Johnson insists Britain wants a relationship with Europe based on the "friendly cooperation between sovereign equals." Britain "will not negotiate any arrangement in which the U.K. does not have control of its own law" and will not be subject to any "E.U. institutions, including the court of justice."

Johnson said Britain wants a free trade deal like the one previously struck between the European Union and "friendly" nations such as Canada, Japan and South Korea. 

But European leaders have told Johnson that Britain is not like Canada. 

E.U. chief negotiator Michel Barnier said earlier this week that geography matters for trade deals, as the British port of Dover is only 21 miles away from the French port of Calais. 

Because of the close geographical proximity between Britain and the continent - and because the two entities are already so closely interlinked - the E.U. wants Britain to guarantee that a "level playing field" between the sides will be maintained.

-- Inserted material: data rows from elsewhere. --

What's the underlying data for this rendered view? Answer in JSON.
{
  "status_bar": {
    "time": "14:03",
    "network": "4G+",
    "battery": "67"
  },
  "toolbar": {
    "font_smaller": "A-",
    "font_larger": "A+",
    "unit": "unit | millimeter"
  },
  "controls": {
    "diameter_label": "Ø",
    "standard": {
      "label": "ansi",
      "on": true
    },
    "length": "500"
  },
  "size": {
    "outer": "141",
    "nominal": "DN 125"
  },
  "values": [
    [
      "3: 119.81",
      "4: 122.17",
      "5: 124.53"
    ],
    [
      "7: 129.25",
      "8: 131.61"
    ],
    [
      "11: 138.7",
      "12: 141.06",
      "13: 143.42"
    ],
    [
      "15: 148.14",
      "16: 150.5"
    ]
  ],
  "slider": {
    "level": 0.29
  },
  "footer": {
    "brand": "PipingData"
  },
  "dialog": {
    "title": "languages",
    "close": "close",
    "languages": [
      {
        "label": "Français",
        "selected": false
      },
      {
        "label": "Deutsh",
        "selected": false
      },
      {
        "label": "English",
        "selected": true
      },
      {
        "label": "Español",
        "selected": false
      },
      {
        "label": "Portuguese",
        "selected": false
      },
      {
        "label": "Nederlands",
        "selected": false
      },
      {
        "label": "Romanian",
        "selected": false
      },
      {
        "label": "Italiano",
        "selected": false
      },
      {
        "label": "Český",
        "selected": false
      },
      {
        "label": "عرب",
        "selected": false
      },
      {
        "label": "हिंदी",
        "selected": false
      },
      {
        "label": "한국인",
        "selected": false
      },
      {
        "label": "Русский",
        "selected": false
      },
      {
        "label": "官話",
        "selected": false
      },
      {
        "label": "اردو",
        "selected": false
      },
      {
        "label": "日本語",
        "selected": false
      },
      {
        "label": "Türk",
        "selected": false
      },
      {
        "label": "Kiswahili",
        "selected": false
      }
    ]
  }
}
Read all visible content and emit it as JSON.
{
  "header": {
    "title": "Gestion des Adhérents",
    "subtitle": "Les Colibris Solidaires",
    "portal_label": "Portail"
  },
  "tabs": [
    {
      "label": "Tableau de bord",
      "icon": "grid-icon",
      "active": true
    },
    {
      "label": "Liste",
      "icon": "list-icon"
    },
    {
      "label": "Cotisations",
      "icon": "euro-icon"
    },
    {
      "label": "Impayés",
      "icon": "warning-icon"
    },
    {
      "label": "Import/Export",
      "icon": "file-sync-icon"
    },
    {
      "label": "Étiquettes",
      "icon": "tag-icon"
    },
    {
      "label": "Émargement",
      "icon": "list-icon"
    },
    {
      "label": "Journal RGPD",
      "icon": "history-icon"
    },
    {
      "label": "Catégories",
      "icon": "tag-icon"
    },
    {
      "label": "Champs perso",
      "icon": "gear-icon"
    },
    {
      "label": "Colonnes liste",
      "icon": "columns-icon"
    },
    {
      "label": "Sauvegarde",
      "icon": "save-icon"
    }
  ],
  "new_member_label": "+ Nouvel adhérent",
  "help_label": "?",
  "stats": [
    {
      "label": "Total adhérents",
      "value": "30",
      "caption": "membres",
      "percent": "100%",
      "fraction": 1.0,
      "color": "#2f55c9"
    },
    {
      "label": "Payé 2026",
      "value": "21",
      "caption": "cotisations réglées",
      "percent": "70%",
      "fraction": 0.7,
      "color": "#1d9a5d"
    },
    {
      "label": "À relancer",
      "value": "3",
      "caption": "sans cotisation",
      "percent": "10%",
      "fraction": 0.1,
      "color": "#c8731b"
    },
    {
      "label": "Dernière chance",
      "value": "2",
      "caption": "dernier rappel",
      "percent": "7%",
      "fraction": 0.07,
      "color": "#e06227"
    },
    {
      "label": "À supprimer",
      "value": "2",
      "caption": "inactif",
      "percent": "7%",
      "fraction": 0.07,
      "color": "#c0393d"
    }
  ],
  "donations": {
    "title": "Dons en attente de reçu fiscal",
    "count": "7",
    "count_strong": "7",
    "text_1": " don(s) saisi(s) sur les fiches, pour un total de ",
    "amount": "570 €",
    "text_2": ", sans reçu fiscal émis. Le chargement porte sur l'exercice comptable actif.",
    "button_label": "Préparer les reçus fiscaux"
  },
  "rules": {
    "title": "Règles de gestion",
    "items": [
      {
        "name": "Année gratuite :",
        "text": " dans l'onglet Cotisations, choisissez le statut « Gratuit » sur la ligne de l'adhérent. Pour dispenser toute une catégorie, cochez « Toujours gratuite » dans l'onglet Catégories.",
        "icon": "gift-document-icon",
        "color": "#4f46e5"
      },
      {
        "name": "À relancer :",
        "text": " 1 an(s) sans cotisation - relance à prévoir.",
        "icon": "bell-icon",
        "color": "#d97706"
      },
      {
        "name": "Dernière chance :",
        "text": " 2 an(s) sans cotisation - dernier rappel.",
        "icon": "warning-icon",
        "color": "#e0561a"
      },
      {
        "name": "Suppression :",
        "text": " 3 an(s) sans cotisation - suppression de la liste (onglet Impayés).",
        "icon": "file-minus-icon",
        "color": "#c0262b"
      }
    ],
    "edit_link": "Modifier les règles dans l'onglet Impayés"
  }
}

This means that Europe does not want Britain to gain any unfair advantage by weakening safety regulations, cutting environmental safeguards, rewriting labor laws - or deploying outsized state subsidies - that would help its companies outbid European competitors.

Johnson said Thursday that Britain could guarantee overall top quality for goods, without following every new regulation issued by Brussels. 

"We're not going to engage in some race to the bottom," the prime minister said. "All we want is mutual recognition of each other's high standards, and access to each other's markets."

Johnson said Britain wouldn't demand that the E.U. follow every change in U.K. legislation. "So it doesn't make any sense for them to make the same requirement of us, and that's where we are," he said.

Johnson has blinked in talks with Europe before, over the what to about the Irish border, but his government insisted Thursday that maintaining full sovereignty was nonnegotiable.

Britain will either sign a free-trade deal with the E.U. by December, or it will leave with no deal, and trade with Europe as a third country, such as Australia, relying on World Trade Organization terms.

Such a hard exit could see the imposition of all sorts of new trade barriers, including customs duties and inspections for food safety.

Government economists in 2018 forecast that a Canada-style deal could reduce Britain's economic growth over the next 15 years by 5 percent, while a deal similar to Australia's would cost Britain's 8 percent over the same time period.

If it is not clear by June that a deal to Britain's liking can be quickly concluded, "the government will need to decide whether the U.K.'s attention should move away from negotiations and focus solely on continuing domestic preparations to exit the transition period in an orderly fashion," the British mandate says.

The two sides, too, are likely to clash over access to British fishing waters, as any restrictions will endanger the business model of European fishermen, who catch up to half of their fish in British territory.

The other main worry for Europeans is the lack of preparations by the United Kingdom to manage customs and sanitary checks for goods between Great Britain and Northern Ireland, which, according to the Brexit withdrawal deal, is supposed to remain aligned with E.U. regulations.

Johnson maintains that Britain will not be doing any such checks and that new no infrastructure is needed.

"We know the situation is fragile and peace is fragile," Barnier said. "We know this protocol is complex. I'm not going to be over-impressed by rumors and talks. But what I'm interested in is what the British government will actually do."